McDonagh, not much older than 30, is the most celebrated Irish playwright of the past five years. But he has yet to write a great play. He's written a handful of quite enjoyable, funny and shocking plays, but like a topless dancer's vacuous eyes, there isn't a whole lot going on inside.
McDonagh doesn't seem overly concerned with why things are the way they are. They just are. And while that can make for a highly entertaining experience, it can also leave you wishing for something just a bit weightier.
In The Lonesome West, two poteen-drinking, foul-mouthed brothers—Coleman (an excellently understated Paul O'Brien, who threatens to erupt with volcanic fervor) and Valene (an equally measured Rod McLachlan)—have recently laid their father to rest. The house is now theirs, but rarely has a home stood atop such a fractured foundation. Although each brother seems well past 40, they act as if they're 10-year-olds. They're petty, mean-spirited, selfish, envious and possessed of a genuinely sick sibling rivalry.
But McDonagh's canvas is reserved for only the broadest strokes; at no point do you understand why these two still live at home, why they haven't killed each other or why they enjoy such a wicked symbiosis.
Two other characters drift onto this battleground: Father Welsh (an impeccable J. Todd Adams), an alcoholic priest with serious doubts about Catholicism and his ability to save the perverse souls drifting across this Irish backwater, and Girleen (a keenly aching Amy Chaffee), the local poteen salesperson. There's plenty of incendiary conversation, some great one-liners, and enough genuinely twisted humor and shocking details to keep the viewer interested —helped in great measure by director Martin Benson's well-orchestrated production. But for the most part, it plays like a rural version of Pulp Fiction.
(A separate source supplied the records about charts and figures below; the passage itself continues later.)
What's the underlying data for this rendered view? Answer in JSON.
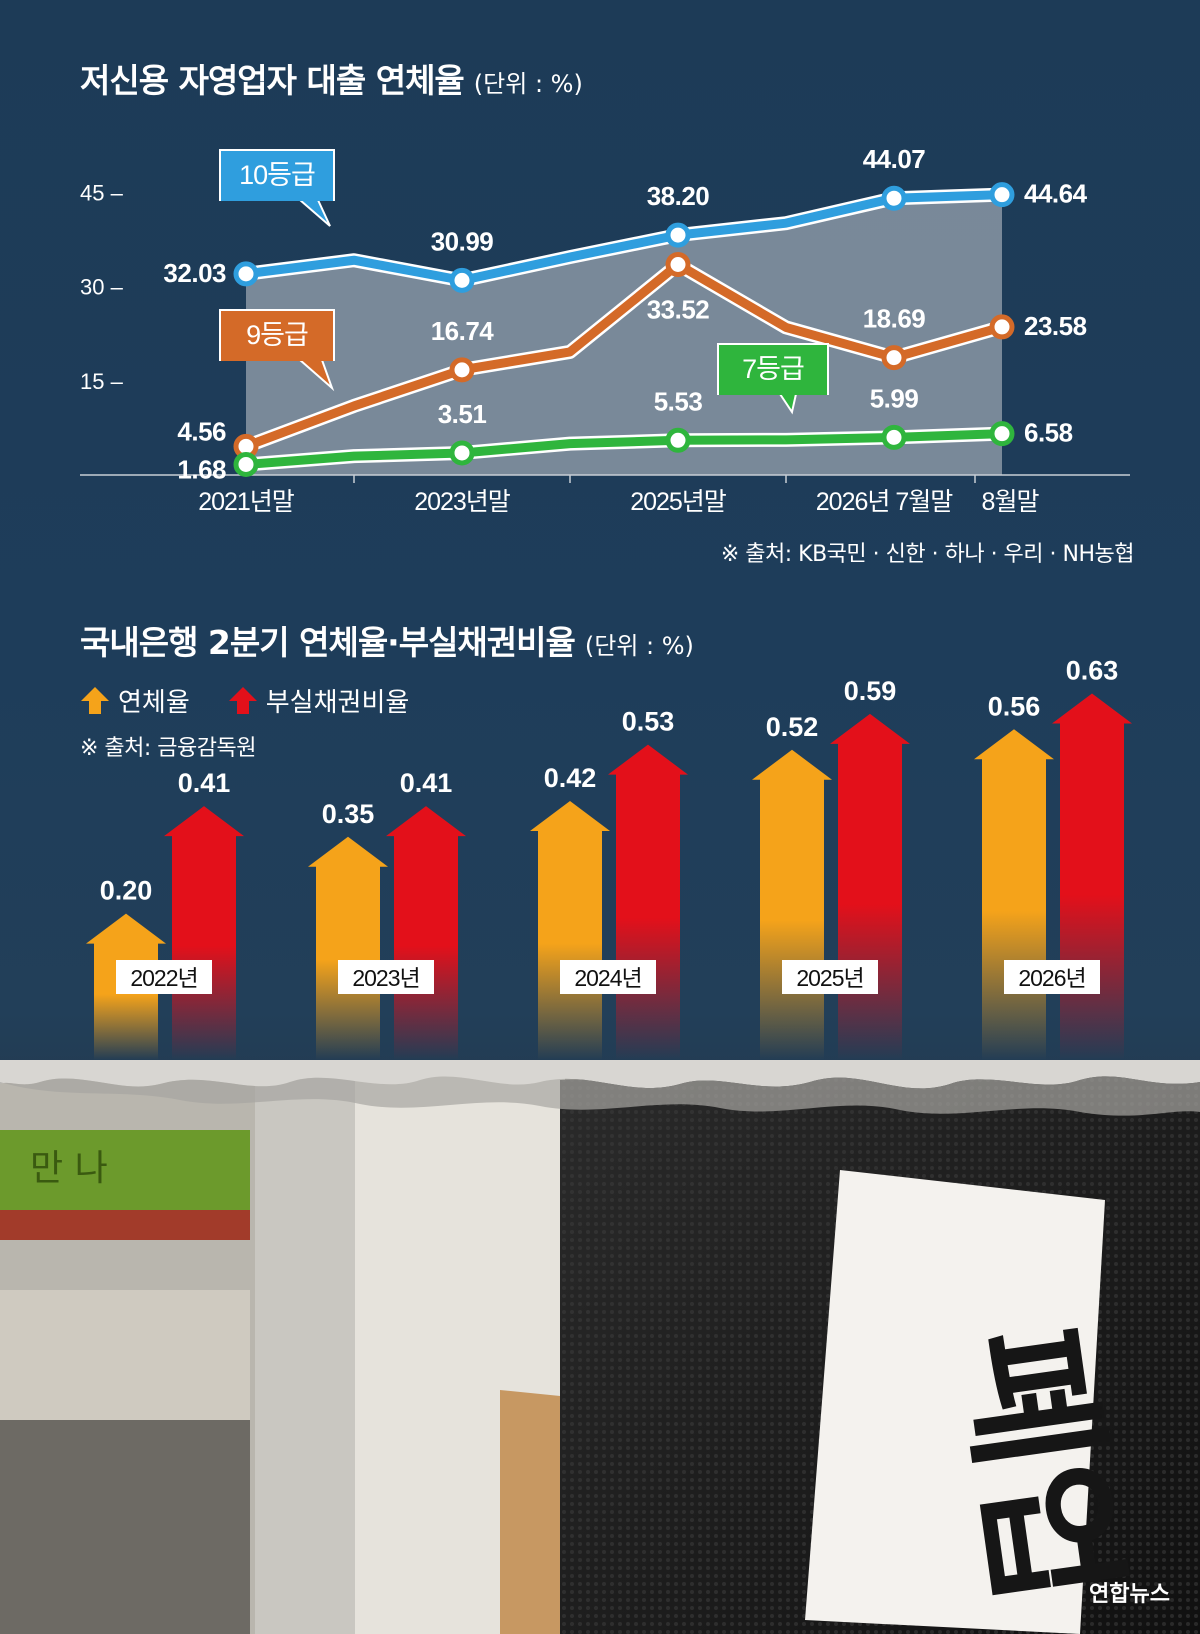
{
  "chart_data": [
    {
      "type": "line",
      "title": "저신용 자영업자 대출 연체율",
      "unit_label": "(단위 : %)",
      "categories": [
        "2021년말",
        "2023년말",
        "2025년말",
        "2026년 7월말",
        "8월말"
      ],
      "yticks": [
        "45",
        "30",
        "15"
      ],
      "ylim": [
        0,
        50
      ],
      "series": [
        {
          "name": "10등급",
          "color": "#2f9ede",
          "points": [
            [
              0,
              32.03
            ],
            [
              1,
              34.2
            ],
            [
              2,
              30.99
            ],
            [
              3,
              34.7
            ],
            [
              4,
              38.2
            ],
            [
              5,
              40.1
            ],
            [
              6,
              44.07
            ],
            [
              7,
              44.64
            ]
          ],
          "labeled": [
            [
              0,
              "32.03"
            ],
            [
              2,
              "30.99"
            ],
            [
              4,
              "38.20"
            ],
            [
              6,
              "44.07"
            ],
            [
              7,
              "44.64"
            ]
          ]
        },
        {
          "name": "9등급",
          "color": "#d46a28",
          "points": [
            [
              0,
              4.56
            ],
            [
              1,
              11.0
            ],
            [
              2,
              16.74
            ],
            [
              3,
              19.6
            ],
            [
              4,
              33.52
            ],
            [
              5,
              23.5
            ],
            [
              6,
              18.69
            ],
            [
              7,
              23.58
            ]
          ],
          "labeled": [
            [
              0,
              "4.56"
            ],
            [
              2,
              "16.74"
            ],
            [
              4,
              "33.52"
            ],
            [
              6,
              "18.69"
            ],
            [
              7,
              "23.58"
            ]
          ]
        },
        {
          "name": "7등급",
          "color": "#2fb53d",
          "points": [
            [
              0,
              1.68
            ],
            [
              1,
              3.0
            ],
            [
              2,
              3.51
            ],
            [
              3,
              5.0
            ],
            [
              4,
              5.53
            ],
            [
              5,
              5.6
            ],
            [
              6,
              5.99
            ],
            [
              7,
              6.58
            ]
          ],
          "labeled": [
            [
              0,
              "1.68"
            ],
            [
              2,
              "3.51"
            ],
            [
              4,
              "5.53"
            ],
            [
              6,
              "5.99"
            ],
            [
              7,
              "6.58"
            ]
          ]
        }
      ],
      "source": "※ 출처: KB국민 · 신한 · 하나 · 우리 · NH농협"
    },
    {
      "type": "bar",
      "title": "국내은행 2분기 연체율·부실채권비율",
      "unit_label": "(단위 : %)",
      "categories": [
        "2022년",
        "2023년",
        "2024년",
        "2025년",
        "2026년"
      ],
      "series": [
        {
          "name": "연체율",
          "color": "#f5a31a",
          "values": [
            0.2,
            0.35,
            0.42,
            0.52,
            0.56
          ],
          "labels": [
            "0.20",
            "0.35",
            "0.42",
            "0.52",
            "0.56"
          ]
        },
        {
          "name": "부실채권비율",
          "color": "#e3101a",
          "values": [
            0.41,
            0.41,
            0.53,
            0.59,
            0.63
          ],
          "labels": [
            "0.41",
            "0.41",
            "0.53",
            "0.59",
            "0.63"
          ]
        }
      ],
      "source": "※ 출처: 금융감독원"
    }
  ],
  "photo": {
    "sign_text": "폐업",
    "shop_sign": "만 나",
    "credit": "연합뉴스"
  }
}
You can't take your eyes away, but you also can't shake the feeling that you're not seeing much other than what's obvious.
That's a criticism that many have leveled at McDonagh, but it's possible he's simply not interested in supplying reasons for these people's desperate lives—they just are. In most of his plays, there are many references to American pop culture. The brothers watch Hill Street Blues and Alias Smith and Jones; they are part of the global community in the most vacuous sense. There's no real sense of Irish heritage—none of the mysticism and magic you find in plays by fellow Irish writer Brian Friel. This isn't the Ireland of Van Morrison; it's the Ireland of a Third World nation dominated and oppressed by one of the most brutal bullies on the block. (The play is set in the mid-1990s, right about the time the Republic of Ireland's economy began its turnaround.) And none of McDonagh's characters seems preoccupied with getting out of their bleak conditions. Again, they've settled for a lonely and petty existence, seemingly content with the small, wicked details of their tiny lives. In America, these characters would be living in trailer parks and cooking up speed in the bathtub; in Ireland, they live for their poteen and crisps. In both cases, they're just hanging on in not-so-quiet desperation.
While The Lonesome West ends with an empathetic nod at some hope of reconciliation between these two brothers, nothing in McDonagh's play suggests that long-term happiness is really possible, at least not for these characters. They're just too lived-in. And in that sense, McDonagh, criticized in some quarters for not writing well-rounded, deep, “real-life” characters, may actually be more firmly based in reality than most working playwrights.